Nasıl olur? Rüzgârların tanrısına, kartallara, şaşırtıcı bir dünyaya
sesleniş ve eski güzel sözlerin diğer seçkinlikleri neredeydi? Şiirler çok
yeniydi, mükemmel denebilirdi, ama ne olursa olsun kurallara uygun değildi.
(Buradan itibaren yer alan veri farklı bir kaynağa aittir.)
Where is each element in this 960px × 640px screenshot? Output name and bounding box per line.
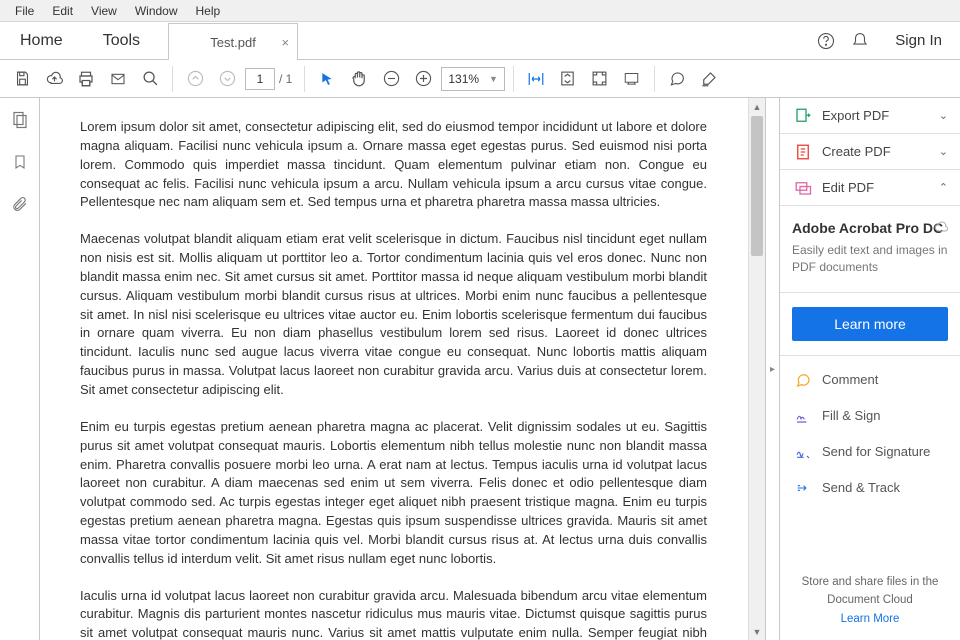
zoom-level-dropdown[interactable]: 131% ▼ <box>441 67 505 91</box>
page-down-icon[interactable] <box>213 65 241 93</box>
zoom-level-label: 131% <box>448 72 479 86</box>
highlight-icon[interactable] <box>695 65 723 93</box>
info-title: Adobe Acrobat Pro DC <box>792 220 948 236</box>
edit-pdf-tool[interactable]: Edit PDF ⌃ <box>780 170 960 206</box>
main-area: Lorem ipsum dolor sit amet, consectetur … <box>0 98 960 640</box>
send-for-signature-tool[interactable]: Send for Signature <box>780 434 960 470</box>
menu-window[interactable]: Window <box>126 4 187 18</box>
paragraph: Iaculis urna id volutpat lacus laoreet n… <box>80 587 707 640</box>
send-icon <box>792 479 814 497</box>
thumbnails-icon[interactable] <box>8 108 32 132</box>
edit-pdf-icon <box>792 179 814 197</box>
search-icon[interactable] <box>136 65 164 93</box>
send-for-signature-label: Send for Signature <box>822 444 930 459</box>
document-content[interactable]: Lorem ipsum dolor sit amet, consectetur … <box>40 98 747 640</box>
attachment-icon[interactable] <box>8 192 32 216</box>
scrollbar-thumb[interactable] <box>751 116 763 256</box>
email-icon[interactable] <box>104 65 132 93</box>
info-body: Easily edit text and images in PDF docum… <box>792 242 948 276</box>
send-track-tool[interactable]: Send & Track <box>780 470 960 506</box>
menu-view[interactable]: View <box>82 4 126 18</box>
fit-page-icon[interactable] <box>554 65 582 93</box>
chevron-down-icon: ⌄ <box>939 109 948 122</box>
comment-icon <box>792 371 814 389</box>
document-viewer: Lorem ipsum dolor sit amet, consectetur … <box>40 98 766 640</box>
zoom-out-icon[interactable] <box>377 65 405 93</box>
menu-help[interactable]: Help <box>187 4 230 18</box>
promo-text: Store and share files in the Document Cl… <box>802 576 939 605</box>
top-bar: Home Tools Test.pdf × Sign In <box>0 22 960 60</box>
selection-arrow-icon[interactable] <box>313 65 341 93</box>
menu-file[interactable]: File <box>6 4 43 18</box>
document-tab[interactable]: Test.pdf × <box>168 23 298 60</box>
comment-label: Comment <box>822 372 878 387</box>
cloud-promo: Store and share files in the Document Cl… <box>780 562 960 640</box>
home-tab[interactable]: Home <box>0 22 83 59</box>
sign-in-link[interactable]: Sign In <box>877 22 960 59</box>
read-mode-icon[interactable] <box>618 65 646 93</box>
signature-icon <box>792 443 814 461</box>
menu-bar: File Edit View Window Help <box>0 0 960 22</box>
print-icon[interactable] <box>72 65 100 93</box>
comment-tool[interactable]: Comment <box>780 362 960 398</box>
chevron-down-icon: ▼ <box>489 74 498 84</box>
chevron-down-icon: ⌄ <box>939 145 948 158</box>
cloud-icon[interactable] <box>40 65 68 93</box>
create-pdf-tool[interactable]: Create PDF ⌄ <box>780 134 960 170</box>
send-track-label: Send & Track <box>822 480 900 495</box>
fullscreen-icon[interactable] <box>586 65 614 93</box>
create-pdf-label: Create PDF <box>822 144 891 159</box>
notification-icon[interactable] <box>843 22 877 59</box>
menu-edit[interactable]: Edit <box>43 4 82 18</box>
scroll-up-arrow-icon[interactable]: ▲ <box>749 98 765 115</box>
fit-width-icon[interactable] <box>522 65 550 93</box>
left-sidebar <box>0 98 40 640</box>
document-tab-label: Test.pdf <box>210 35 256 50</box>
sign-icon <box>792 407 814 425</box>
vertical-scrollbar[interactable]: ▲ ▼ <box>748 98 765 640</box>
export-pdf-tool[interactable]: Export PDF ⌄ <box>780 98 960 134</box>
fill-sign-tool[interactable]: Fill & Sign <box>780 398 960 434</box>
close-tab-icon[interactable]: × <box>281 35 289 50</box>
zoom-in-icon[interactable] <box>409 65 437 93</box>
edit-pdf-label: Edit PDF <box>822 180 874 195</box>
export-pdf-label: Export PDF <box>822 108 889 123</box>
paragraph: Lorem ipsum dolor sit amet, consectetur … <box>80 118 707 212</box>
edit-pdf-info: Adobe Acrobat Pro DC Easily edit text an… <box>780 206 960 293</box>
fill-sign-label: Fill & Sign <box>822 408 881 423</box>
bookmark-icon[interactable] <box>8 150 32 174</box>
chevron-up-icon: ⌃ <box>939 181 948 194</box>
save-icon[interactable] <box>8 65 36 93</box>
hand-tool-icon[interactable] <box>345 65 373 93</box>
page-number-input[interactable] <box>245 68 275 90</box>
learn-more-button[interactable]: Learn more <box>792 307 948 341</box>
toolbar: / 1 131% ▼ <box>0 60 960 98</box>
page-total-label: / 1 <box>279 72 292 86</box>
scroll-down-arrow-icon[interactable]: ▼ <box>749 623 765 640</box>
paragraph: Enim eu turpis egestas pretium aenean ph… <box>80 418 707 569</box>
page-up-icon[interactable] <box>181 65 209 93</box>
tools-tab[interactable]: Tools <box>83 22 160 59</box>
export-pdf-icon <box>792 107 814 125</box>
collapse-right-panel[interactable]: ▸ <box>766 98 780 640</box>
help-icon[interactable] <box>809 22 843 59</box>
comment-bubble-icon[interactable] <box>663 65 691 93</box>
cloud-icon <box>932 220 950 234</box>
create-pdf-icon <box>792 143 814 161</box>
paragraph: Maecenas volutpat blandit aliquam etiam … <box>80 230 707 400</box>
right-panel: Export PDF ⌄ Create PDF ⌄ Edit PDF ⌃ Ado… <box>780 98 960 640</box>
promo-learn-more-link[interactable]: Learn More <box>792 611 948 628</box>
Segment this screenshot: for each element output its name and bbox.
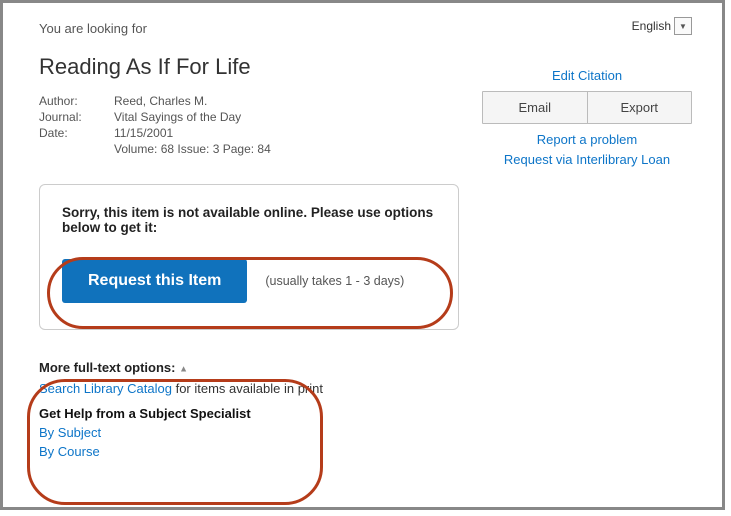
- get-help-header: Get Help from a Subject Specialist: [39, 406, 686, 421]
- availability-card: Sorry, this item is not available online…: [39, 184, 459, 330]
- chevron-down-icon: ▼: [674, 17, 692, 35]
- language-label: English: [632, 19, 671, 33]
- request-note: (usually takes 1 - 3 days): [265, 274, 404, 288]
- date-label: Date:: [39, 126, 114, 140]
- more-options-section: More full-text options: ▲ Search Library…: [39, 360, 686, 459]
- collapse-icon: ▲: [179, 364, 188, 374]
- more-options-header[interactable]: More full-text options: ▲: [39, 360, 686, 375]
- email-button[interactable]: Email: [483, 92, 588, 123]
- by-course-link[interactable]: By Course: [39, 444, 100, 459]
- intro-text: You are looking for: [39, 21, 686, 36]
- by-subject-link[interactable]: By Subject: [39, 425, 101, 440]
- export-button[interactable]: Export: [588, 92, 692, 123]
- author-label: Author:: [39, 94, 114, 108]
- journal-label: Journal:: [39, 110, 114, 124]
- edit-citation-link[interactable]: Edit Citation: [482, 68, 692, 83]
- search-catalog-suffix: for items available in print: [172, 381, 323, 396]
- language-selector[interactable]: English ▼: [632, 17, 692, 35]
- search-catalog-link[interactable]: Search Library Catalog: [39, 381, 172, 396]
- right-actions-panel: Edit Citation Email Export Report a prob…: [482, 63, 692, 172]
- request-item-button[interactable]: Request this Item: [62, 259, 247, 303]
- availability-message: Sorry, this item is not available online…: [62, 205, 436, 235]
- interlibrary-loan-link[interactable]: Request via Interlibrary Loan: [482, 152, 692, 167]
- email-export-buttons: Email Export: [482, 91, 692, 124]
- report-problem-link[interactable]: Report a problem: [482, 132, 692, 147]
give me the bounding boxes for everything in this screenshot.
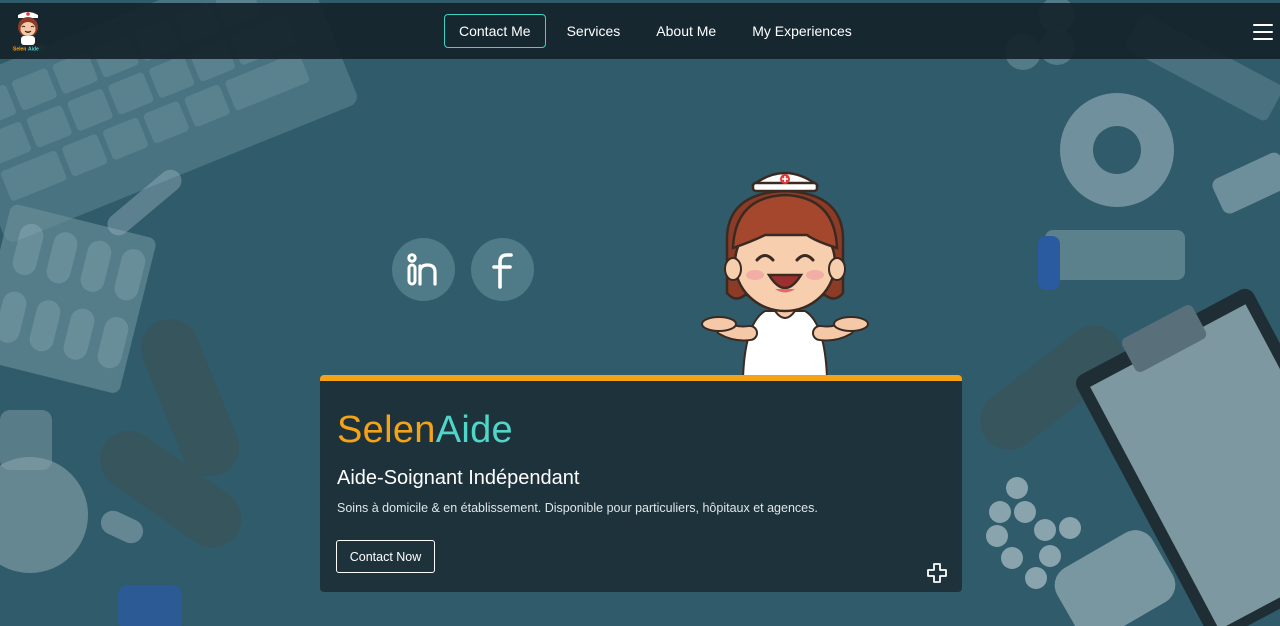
facebook-button[interactable] bbox=[471, 238, 534, 301]
linkedin-button[interactable] bbox=[392, 238, 455, 301]
hero-subtitle: Aide-Soignant Indépendant bbox=[337, 467, 580, 489]
contact-now-button[interactable]: Contact Now bbox=[336, 540, 435, 573]
nav-contact-me[interactable]: Contact Me bbox=[444, 14, 546, 48]
brand-name: SelenAide bbox=[337, 409, 513, 452]
hero-card: SelenAide Aide-Soignant Indépendant Soin… bbox=[320, 375, 962, 592]
nurse-mascot-logo-icon[interactable]: Selen Aide bbox=[8, 7, 48, 55]
nav-services[interactable]: Services bbox=[552, 14, 636, 48]
linkedin-icon bbox=[406, 252, 437, 286]
brand-name-part1: Selen bbox=[337, 409, 436, 451]
svg-text:Aide: Aide bbox=[28, 47, 39, 53]
hero-description: Soins à domicile & en établissement. Dis… bbox=[337, 501, 818, 515]
nurse-character-illustration bbox=[701, 171, 869, 378]
nav-my-experiences[interactable]: My Experiences bbox=[737, 14, 867, 48]
svg-text:Selen: Selen bbox=[13, 47, 26, 53]
brand-name-part2: Aide bbox=[435, 409, 513, 451]
facebook-icon bbox=[491, 252, 513, 289]
nav-about-me[interactable]: About Me bbox=[641, 14, 731, 48]
hamburger-menu-icon[interactable] bbox=[1253, 24, 1273, 40]
top-navbar: Selen Aide Contact Me Services About Me … bbox=[0, 3, 1280, 59]
main-navigation: Contact Me Services About Me My Experien… bbox=[444, 14, 873, 48]
medical-cross-icon bbox=[927, 563, 947, 583]
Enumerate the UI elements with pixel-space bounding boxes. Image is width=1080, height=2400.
Sarayda o kadar da sevilmeyen şehirli şairlerin şiirlerine benziyordu,
onlardarl daha parlak, daha ilgi çekiciydi, saray şairinin âdeta uzun süre
gemlenmiş yeteneği, öyle uzun süre ve inatla yadsıdığı her şeyi birdenbire
ortaya dökmüştü. Mısralar birbiri ardınca hızla dökülüyor, uyaklar tatlı
tınılarla buluşuyor ve muhteşem imgeler meçhul uçurumların derinliklerinden
mazideki hayaller gibi ayaklanıyordu. Yaşlı şairin gözleri, gökyüzünde
süzülen bir kartalın gözleri gibi parıldıyor, sesi de kartalın çığlığı gibi
çınlıyordu.
Ne büyük bir skandal! Tüm sarayın huzurunda, bizzat kralın huzurunda iyi
şiirler okumaya cüret etmek! Kimsede alkışlama isteği yoktu. Yüksek rütbeli
saray yöneticileri öfkeyle fısıldaşıyor, alt rütbeli genç saray görevlileri
abartılmış ağırbaşlı bir hal takınıyor ve şok olmuş bayanlar özenle incecik
çizilmiş kaşlarını öfke dolu şaşkınlıkla kaldırıyorlardı. Kralsa ödül olarak
hazırlanmış yüzüğü memnuniyetsizliğini ifade eden bir jestle kenara
bırakmıştı.
Saray şairi tek başına, vebalıymışçasına, törenin bitmesini beklemeden çıktı
ve yüce başbakanın sekreterine onun emekliliğiyle ilgili emri hazırlamasını
emrettiğini duydu.
Ama yine de eve dönmek ve tamamen yalnız kalmak güzeldi. Gece salonlarının
iç odasında gururla gezindi ve kâh yüksek sesle son şiirlerini okudu, kâh
yaşlılığın kurnaz ve alaycı gülümsemesiyle şehirli şairlerin kitaplarına göz
attı. Onlarla yalnızca eşit olmakla kalmadığını, onları geçtiğini de
biliyordu. Sonunda sevincini biriyle paylaşma isteğiyle eşine mektup yazdı;
bu, ayrıldıklarından beri yazdığı ilk mektuptu. Tam bir zafer ifadesiyle
sonunda onu alkışlamadıklarından söz etti, emekliliğini bildirdi, şiirlerini
iliştirdi ve sonuna da tamamıyla anlaşılır bir gururla ekledi: "İşte sen
böyle bir adamı terk ettin!"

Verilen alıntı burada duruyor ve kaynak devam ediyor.